Brasil y Bolivia no pueden ser "esclavizados" por plazos en sus negociaciones de nuevos contratos del gas, dijo ayer el canciller brasileño Celso Amorím.
Aunque el ministro indicó que Brasil no ha solicitado al gobierno de Evo Morales una extensión del plazo del 28 de octubre para cerrar los contratos, Amorím destacó que para ambas partes "lo importante es tener una buena negociación".
"Creo que no podemos quedar como esclavos de un plazo y que las negociaciones necesitan de tiempo", dijo a los periodistas en la sede de la Cancillería brasileña.
Brasil "no está pidiendo una prórroga del plazo como tal, lo que Brasil está diciendo, lo que nuestros negociadores están diciendo, es que lo importante es tener una buena negociación... las personas no pueden ser esclavas de los plazos".

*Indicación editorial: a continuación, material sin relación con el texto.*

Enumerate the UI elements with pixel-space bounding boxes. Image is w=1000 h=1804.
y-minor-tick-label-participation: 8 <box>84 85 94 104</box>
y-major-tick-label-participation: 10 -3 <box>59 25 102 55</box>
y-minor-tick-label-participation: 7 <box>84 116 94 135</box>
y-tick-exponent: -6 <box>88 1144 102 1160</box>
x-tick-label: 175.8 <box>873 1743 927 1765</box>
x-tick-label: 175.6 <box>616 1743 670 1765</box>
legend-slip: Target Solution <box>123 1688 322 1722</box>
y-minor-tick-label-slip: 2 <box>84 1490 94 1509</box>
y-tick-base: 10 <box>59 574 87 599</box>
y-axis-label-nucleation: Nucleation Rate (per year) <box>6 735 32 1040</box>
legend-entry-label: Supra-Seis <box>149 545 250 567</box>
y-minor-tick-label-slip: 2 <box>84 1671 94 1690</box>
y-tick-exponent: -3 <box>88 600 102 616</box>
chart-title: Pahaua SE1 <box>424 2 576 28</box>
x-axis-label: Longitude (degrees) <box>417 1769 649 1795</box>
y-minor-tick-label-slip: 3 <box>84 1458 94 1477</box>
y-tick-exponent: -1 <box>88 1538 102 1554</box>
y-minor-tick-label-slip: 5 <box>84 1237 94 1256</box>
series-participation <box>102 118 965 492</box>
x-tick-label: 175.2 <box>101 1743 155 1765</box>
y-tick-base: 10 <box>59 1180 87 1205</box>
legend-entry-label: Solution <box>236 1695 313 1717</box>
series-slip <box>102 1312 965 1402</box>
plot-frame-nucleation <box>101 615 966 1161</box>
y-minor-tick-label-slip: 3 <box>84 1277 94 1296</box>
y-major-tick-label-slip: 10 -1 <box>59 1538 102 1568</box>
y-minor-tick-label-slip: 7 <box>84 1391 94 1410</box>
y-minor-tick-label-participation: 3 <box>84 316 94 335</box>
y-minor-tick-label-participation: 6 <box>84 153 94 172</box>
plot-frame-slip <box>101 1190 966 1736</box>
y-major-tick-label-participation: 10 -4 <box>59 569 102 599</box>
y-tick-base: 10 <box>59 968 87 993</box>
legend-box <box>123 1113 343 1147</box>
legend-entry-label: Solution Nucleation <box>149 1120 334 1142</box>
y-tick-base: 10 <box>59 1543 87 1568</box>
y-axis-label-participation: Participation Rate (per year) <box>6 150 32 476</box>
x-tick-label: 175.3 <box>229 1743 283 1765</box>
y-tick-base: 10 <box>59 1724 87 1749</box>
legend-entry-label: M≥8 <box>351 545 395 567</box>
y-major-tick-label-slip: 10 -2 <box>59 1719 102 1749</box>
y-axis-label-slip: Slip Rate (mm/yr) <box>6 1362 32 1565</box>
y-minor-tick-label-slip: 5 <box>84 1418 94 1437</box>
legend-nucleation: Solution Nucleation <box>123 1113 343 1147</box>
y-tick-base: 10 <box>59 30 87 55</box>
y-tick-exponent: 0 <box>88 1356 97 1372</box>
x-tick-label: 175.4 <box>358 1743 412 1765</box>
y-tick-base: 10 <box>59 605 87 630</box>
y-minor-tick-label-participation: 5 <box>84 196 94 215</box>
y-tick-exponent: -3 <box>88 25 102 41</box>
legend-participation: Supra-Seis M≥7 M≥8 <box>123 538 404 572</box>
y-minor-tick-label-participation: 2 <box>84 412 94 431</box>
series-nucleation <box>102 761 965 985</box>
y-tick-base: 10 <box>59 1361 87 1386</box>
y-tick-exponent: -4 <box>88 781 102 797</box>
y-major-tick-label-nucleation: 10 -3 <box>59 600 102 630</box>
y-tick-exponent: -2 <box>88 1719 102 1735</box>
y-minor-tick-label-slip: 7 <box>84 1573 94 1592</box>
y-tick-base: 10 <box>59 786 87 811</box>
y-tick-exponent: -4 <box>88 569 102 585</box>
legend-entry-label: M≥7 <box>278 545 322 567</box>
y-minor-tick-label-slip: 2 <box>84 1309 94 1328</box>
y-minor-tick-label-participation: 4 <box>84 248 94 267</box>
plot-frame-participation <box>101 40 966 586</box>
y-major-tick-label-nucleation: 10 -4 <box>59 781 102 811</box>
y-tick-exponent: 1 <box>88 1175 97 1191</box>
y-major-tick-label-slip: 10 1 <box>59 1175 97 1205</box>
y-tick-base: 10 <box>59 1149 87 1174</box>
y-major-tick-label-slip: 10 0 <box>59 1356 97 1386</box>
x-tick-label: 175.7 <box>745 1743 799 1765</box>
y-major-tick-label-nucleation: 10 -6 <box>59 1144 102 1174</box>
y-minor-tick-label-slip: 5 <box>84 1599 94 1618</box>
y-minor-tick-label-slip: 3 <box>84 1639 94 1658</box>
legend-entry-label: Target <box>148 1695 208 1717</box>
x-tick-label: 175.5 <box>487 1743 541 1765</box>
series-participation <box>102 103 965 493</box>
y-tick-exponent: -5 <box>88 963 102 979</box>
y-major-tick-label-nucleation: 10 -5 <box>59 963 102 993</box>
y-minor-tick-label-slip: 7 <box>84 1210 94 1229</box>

Reiteró, además, que tanto Brasil como Bolivia pueden flexibilizar sus posiciones en la mesa de negociación y que el Gobierno brasileño lo único que no aceptaría sería decisiones "unilaterales" y "arbitrarias" por su contraparte boliviana.

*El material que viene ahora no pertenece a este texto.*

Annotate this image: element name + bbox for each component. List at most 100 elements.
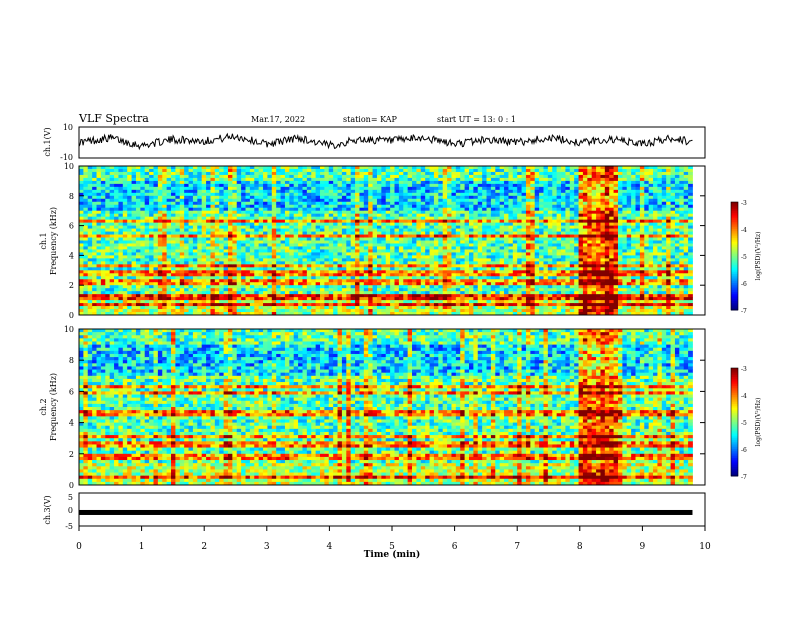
spectrogram-cell	[100, 210, 106, 215]
spectrogram-cell	[105, 168, 111, 173]
spectrogram-cell	[346, 225, 352, 229]
spectrogram-cell	[490, 225, 496, 229]
spectrogram-cell	[206, 186, 211, 191]
spectrogram-cell	[390, 198, 395, 203]
spectrogram-cell	[96, 192, 102, 197]
spectrogram-cell	[96, 279, 102, 283]
spectrogram-cell	[350, 180, 356, 185]
spectrogram-cell	[254, 276, 260, 280]
spectrogram-cell	[236, 237, 242, 241]
spectrogram-cell	[284, 189, 290, 194]
spectrogram-cell	[96, 213, 102, 218]
spectrogram-cell	[144, 267, 150, 271]
spectrogram-cell	[135, 255, 141, 259]
spectrogram-cell	[508, 183, 514, 188]
spectrogram-cell	[153, 177, 159, 182]
spectrogram-cell	[368, 303, 373, 307]
spectrogram-cell	[504, 207, 509, 212]
spectrogram-cell	[236, 219, 242, 224]
spectrogram-cell	[175, 213, 181, 218]
spectrogram-cell	[232, 261, 238, 265]
spectrogram-cell	[149, 258, 154, 262]
spectrogram-cell	[241, 276, 246, 280]
spectrogram-cell	[83, 192, 89, 197]
spectrogram-cell	[486, 180, 492, 185]
spectrogram-cell	[407, 228, 413, 232]
spectrogram-cell	[499, 168, 505, 173]
spectrogram-cell	[210, 198, 216, 203]
spectrogram-cell	[385, 264, 391, 268]
spectrogram-cell	[442, 297, 448, 301]
spectrogram-cell	[447, 222, 452, 226]
spectrogram-cell	[188, 273, 194, 277]
spectrogram-cell	[324, 225, 330, 229]
spectrogram-cell	[451, 294, 457, 298]
spectrogram-cell	[219, 297, 224, 301]
spectrogram-cell	[241, 166, 246, 170]
spectrogram-cell	[504, 288, 509, 292]
spectrogram-cell	[79, 186, 84, 191]
spectrogram-cell	[135, 249, 141, 253]
spectrogram-cell	[83, 300, 89, 304]
spectrogram-cell	[127, 210, 132, 215]
spectrogram-cell	[79, 261, 84, 265]
spectrogram-cell	[219, 240, 224, 244]
spectrogram-cell	[144, 312, 150, 316]
spectrogram-cell	[166, 204, 172, 209]
spectrogram-cell	[504, 192, 509, 197]
spectrogram-cell	[214, 216, 220, 221]
spectrogram-cell	[320, 294, 325, 298]
spectrogram-cell	[293, 231, 299, 235]
spectrogram-cell	[201, 186, 207, 191]
spectrogram-cell	[267, 201, 273, 206]
spectrogram-cell	[306, 312, 312, 316]
spectrogram-cell	[144, 282, 150, 286]
spectrogram-cell	[350, 267, 356, 271]
spectrogram-cell	[276, 303, 281, 307]
spectrogram-cell	[403, 219, 409, 224]
ch1-ytick-top: 10	[63, 123, 73, 132]
spectrogram-cell	[504, 249, 509, 253]
spectrogram-cell	[320, 177, 325, 182]
spectrogram-cell	[298, 231, 303, 235]
spectrogram-cell	[433, 237, 439, 241]
spectrogram-cell	[122, 267, 128, 271]
spectrogram-cell	[122, 219, 128, 224]
spectrogram-cell	[284, 210, 290, 215]
spectrogram-cell	[267, 243, 273, 247]
spectrogram-cell	[201, 195, 207, 200]
spectrogram-cell	[284, 177, 290, 182]
spectrogram-cell	[442, 201, 448, 206]
spectrogram-cell	[263, 267, 268, 271]
spectrogram-cell	[280, 291, 286, 295]
spectrogram-cell	[412, 192, 417, 197]
spectrogram-cell	[482, 177, 487, 182]
spectrogram-cell	[254, 243, 260, 247]
spectrogram-cell	[201, 258, 207, 262]
spectrogram-cell	[171, 231, 176, 235]
ch1-ytick-bottom: -10	[60, 153, 73, 162]
spectrogram-cell	[100, 171, 106, 176]
spectrogram-cell	[280, 166, 286, 170]
spectrogram-cell	[236, 240, 242, 244]
spectrogram-cell	[245, 249, 251, 253]
spectrogram-cell	[416, 258, 422, 262]
spectrogram-cell	[284, 303, 290, 307]
spectrogram-cell	[447, 288, 452, 292]
spectrogram-cell	[455, 177, 461, 182]
spectrogram-cell	[232, 273, 238, 277]
spectrogram-cell	[455, 174, 461, 179]
spectrogram-cell	[407, 201, 413, 206]
spectrogram-cell	[460, 195, 466, 200]
spectrogram-cell	[403, 189, 409, 194]
spectrogram-cell	[105, 255, 111, 259]
spectrogram-cell	[298, 240, 303, 244]
spectrogram-cell	[359, 252, 365, 256]
spectrogram-cell	[232, 309, 238, 313]
spectrogram-cell	[398, 294, 404, 298]
spectrogram-cell	[219, 213, 224, 218]
spectrogram-cell	[223, 243, 229, 247]
spectrogram-cell	[223, 291, 229, 295]
spectrogram-cell	[109, 243, 115, 247]
spectrogram-cell	[320, 273, 325, 277]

"No es tono de amenaza, es una realidad: si en la negociación, si hubiera flexibilidad (de parte de Bolivia), nosotros estamos cerca a flexibilizar también", indicó.
Consultado en torno a presuntas irregularidades cometidas por las petroleras extranjeras que operan en Bolivia, incluyendo la brasileña Petrobras, como en ocasiones han denunciado autoridades en La Paz, Amorím replicó que "Petrobras trabaja bien" y "no trabaja de manera fraudulenta".